Will Rhind lives in New York City, but the commodities analyst behind a new Bain Capital Ventures-backed ETF startup called GraniteShares has his eye on Silicon Valley.
If exchange traded funds don't seem like iPhones, it's only because you haven't been speaking to Rhind for long enough. He believes GraniteShares can shape the industry. And he wants you to believe, too.
"It's got to be something game changing," Rhind said. "It can't be something incremental - dropping a few basis points and launching a new index. It's got to be an entirely different product."
For GraniteShares, the first new products are ETFs with exposure to the Bloomberg and S&P commodities indices. The commodities space is familiar to Rhind, who had previously served as Head of ETF Securities in the U.S. and CEO of the SPDR Gold Shares ETF GLD.
The ETFs differ from existing commodities ETFs in two ways. First, they are structured to issue 1099s instead of K-1s -- which means investors avoid the high taxes common to commodities funds. And second, they have the lowest operating expenses in the sector, with one at almost a third of the sector average.
Rhind thinks of the company like a tech start-up -- and he certainly uses the lingo. In the press release announcing the company's launch, variants of the word "disrupt" appear no fewer than five times. On Twitter, Rhind follows ETF investors, business newspapers -- and CEOs like Richard Branson and Elon Musk.
The company also looks more like a tech startup than a traditional financial services company. Tucked into the corner of a floor it shares with a cloud startup run by Rhind's friend, GraniteShares has only three employees so far, with plans to on-board four more. Located several blocks north of Wall Street, the office has the trappings of the Valley: open floor plans, local coffee, a beer fridge.
The small scale of the operation has enabled GraniteShares to charge operating expenses far lower than the sector average: 0.25% for Bloomberg Commodity ETF COMB, and 0.35% for GraniteShares S&P GSCI ETF COMG. For the 151 commodities ETFs tracked by ETF database as of June 15, the average operating expenses were 0.77%, according to an analysis by TheStreet. Recently, the price hadn't been going down, either. Among funds listed in 2016, the average operating expenses were 0.83%.

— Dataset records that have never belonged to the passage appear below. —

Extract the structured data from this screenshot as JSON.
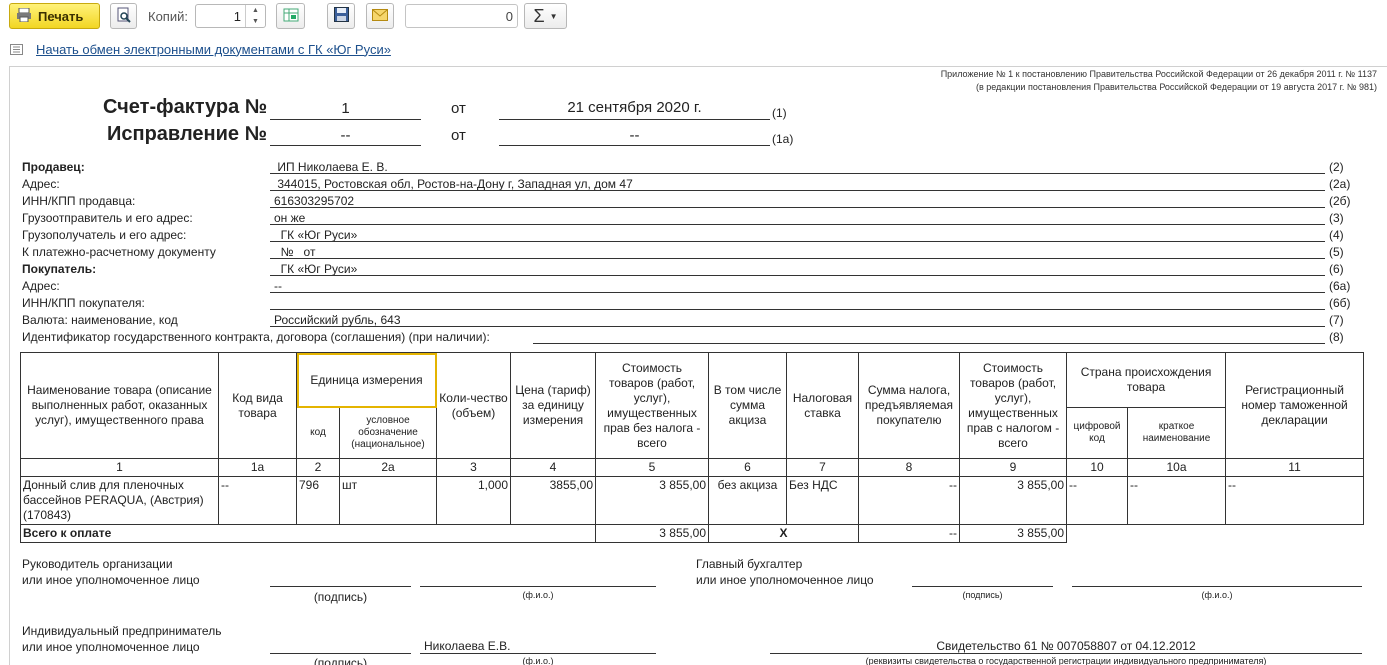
{
  "toolbar": {
    "print_label": "Печать",
    "copies_label": "Копий:",
    "copies_value": "1",
    "sum_value": "0",
    "sum_symbol": "Σ"
  },
  "link": {
    "text": "Начать обмен электронными документами с  ГК «Юг Руси»"
  },
  "document": {
    "annex_line1": "Приложение № 1 к постановлению Правительства Российской Федерации от 26 декабря 2011 г. № 1137",
    "annex_line2": "(в редакции постановления Правительства Российской Федерации от 19 августа 2017 г. № 981)",
    "invoice_title": "Счет-фактура №",
    "invoice_number": "1",
    "from_label": "от",
    "invoice_date": "21 сентября 2020 г.",
    "code_1": "(1)",
    "correction_title": "Исправление №",
    "correction_number": "--",
    "correction_date": "--",
    "code_1a": "(1а)",
    "fields": [
      {
        "label": "Продавец:",
        "value": " ИП Николаева Е. В.",
        "code": "(2)",
        "bold": true
      },
      {
        "label": "Адрес:",
        "value": " 344015, Ростовская обл, Ростов-на-Дону г, Западная ул, дом 47",
        "code": "(2а)",
        "bold": false
      },
      {
        "label": "ИНН/КПП продавца:",
        "value": "616303295702",
        "code": "(2б)",
        "bold": false
      },
      {
        "label": "Грузоотправитель и его адрес:",
        "value": "он же",
        "code": "(3)",
        "bold": false
      },
      {
        "label": "Грузополучатель и его адрес:",
        "value": "  ГК «Юг Руси»",
        "code": "(4)",
        "bold": false
      },
      {
        "label": "К платежно-расчетному документу",
        "value": "  №   от",
        "code": "(5)",
        "bold": false
      },
      {
        "label": "Покупатель:",
        "value": "  ГК «Юг Руси»",
        "code": "(6)",
        "bold": true
      },
      {
        "label": "Адрес:",
        "value": "--",
        "code": "(6а)",
        "bold": false
      },
      {
        "label": "ИНН/КПП покупателя:",
        "value": "",
        "code": "(6б)",
        "bold": false
      },
      {
        "label": "Валюта: наименование, код",
        "value": "Российский рубль, 643",
        "code": "(7)",
        "bold": false
      }
    ],
    "contract_label": "Идентификатор государственного контракта, договора (соглашения) (при наличии):",
    "contract_code": "(8)",
    "table": {
      "h_name": "Наименование товара (описание выполненных работ, оказанных услуг), имущественного права",
      "h_kind": "Код вида товара",
      "h_unit": "Единица измерения",
      "h_unit_code": "код",
      "h_unit_name": "условное обозначение (национальное)",
      "h_qty": "Коли-чество (объем)",
      "h_price": "Цена (тариф) за единицу измерения",
      "h_cost": "Стоимость товаров (работ, услуг), имущественных прав без налога - всего",
      "h_excise": "В том числе сумма акциза",
      "h_rate": "Налоговая ставка",
      "h_tax": "Сумма налога, предъявляемая покупателю",
      "h_total": "Стоимость товаров (работ, услуг), имущественных прав с налогом - всего",
      "h_country": "Страна происхождения товара",
      "h_country_code": "цифровой код",
      "h_country_name": "краткое наименование",
      "h_decl": "Регистрационный номер таможенной декларации",
      "nums": [
        "1",
        "1а",
        "2",
        "2а",
        "3",
        "4",
        "5",
        "6",
        "7",
        "8",
        "9",
        "10",
        "10а",
        "11"
      ],
      "rows": [
        {
          "name": "Донный слив для пленочных бассейнов  PERAQUA, (Австрия) (170843)",
          "kind": "--",
          "unit_code": "796",
          "unit_name": "шт",
          "qty": "1,000",
          "price": "3855,00",
          "cost": "3 855,00",
          "excise": "без акциза",
          "rate": "Без НДС",
          "tax": "--",
          "total": "3 855,00",
          "country_code": "--",
          "country_name": "--",
          "decl": "--"
        }
      ],
      "total_label": "Всего к оплате",
      "total_cost": "3 855,00",
      "total_excise": "X",
      "total_tax": "--",
      "total_sum": "3 855,00"
    },
    "sign": {
      "head_line1": "Руководитель организации",
      "head_line2": "или иное уполномоченное лицо",
      "chief_line1": "Главный бухгалтер",
      "chief_line2": "или иное уполномоченное лицо",
      "signature": "(подпись)",
      "fio": "(ф.и.о.)",
      "ip_line1": "Индивидуальный предприниматель",
      "ip_line2": "или иное уполномоченное лицо",
      "ip_name": "Николаева  Е.В.",
      "cert": "Свидетельство 61 № 007058807 от 04.12.2012",
      "cert_caption": "(реквизиты свидетельства о государственной регистрации индивидуального предпринимателя)"
    }
  }
}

Last summer, GraniteShares caught the eye of Matt Harris, a managing director at Bain Capital Ventures who invests in fintech, who put in $3.5 million in seed funding. In an interview with TheStreet, Harris said his investment philosophy is simple: "Mainly our rubric is we try to back awesome people," he said.
Harris and Rhind said they see an opportunity in the large investor migration from actively managed mutual funds and stock picking to index-based funds such as ETFs.
Over the past decade, investors have been fleeing from the Goliath of actively managed mutual funds and putting trillions of dollars into ETFs, spurred in large part by lower fees, more efficient tax treatment, and greater transparency.
Between 2007 and 2016, actively managed domestic equity mutual funds saw a net outflow of $1.1 trillion. In the same period, almost $2 trillion in net new ETF shares were issued, with a record $284 billion in 2016 alone. Since ETFs were invented, emerging from the Black Monday scare of 1987, the product has become a $3 trillion global industry.
GraniteShares hopes to set itself apart from industry titans such as Vanguard and Blackrock's iShares - where Rhind was once Principal - by leveraging a lean operation to undercut its competitors' fees, as well as by bringing products to market that others are not offering.
Harris said the "oligopoly" of the ETF market was a good investment environment.
"We like that it's a pretty concentrated oligopoly," he said. "There's nearly always room for innovation when you have that kind of competitive oligopoly."
Rhind said the company is taking its cues from companies such as Apple Inc. AAPL, Amazon.com, Inc. AMZN, and Alphabet Inc's Google GOOGL. Asked about other sources of inspiration, he pointed to a popular business podcast, The Tim Ferriss Show, in which the host conducts longform interviews of entrepreneurs and other leaders.
Rhind said one of the most important lessons he has learned is that the product is important - but the experience the customer has is more important.
"Being able to delight your customer base is very unusual," he said. "But if we can do that, and create our own tribe of investors who really want to engage with us, and speak to our way of thinking about the world, then that's a powerful thing."
The company secured $3.5 million in seed funding last summer, in a deal led by Bain and joined by Clocktower Ventures and LG Capital.
GraniteShares plans to expand, with a goal of seven to 10 ETFs and up to 12 employees. Harris said, for the company's next funds, the company will be looking to expand beyond commodities. He said the company would look for areas with a lot of activity but no clear leader. Though no date has been set for launch, the company has filed paperwork with the SEC to begin operating an ETF based on an index of master limited partnerships, a structure common to midstream energy companies.
A series-A round is tentatively set for the end of the year.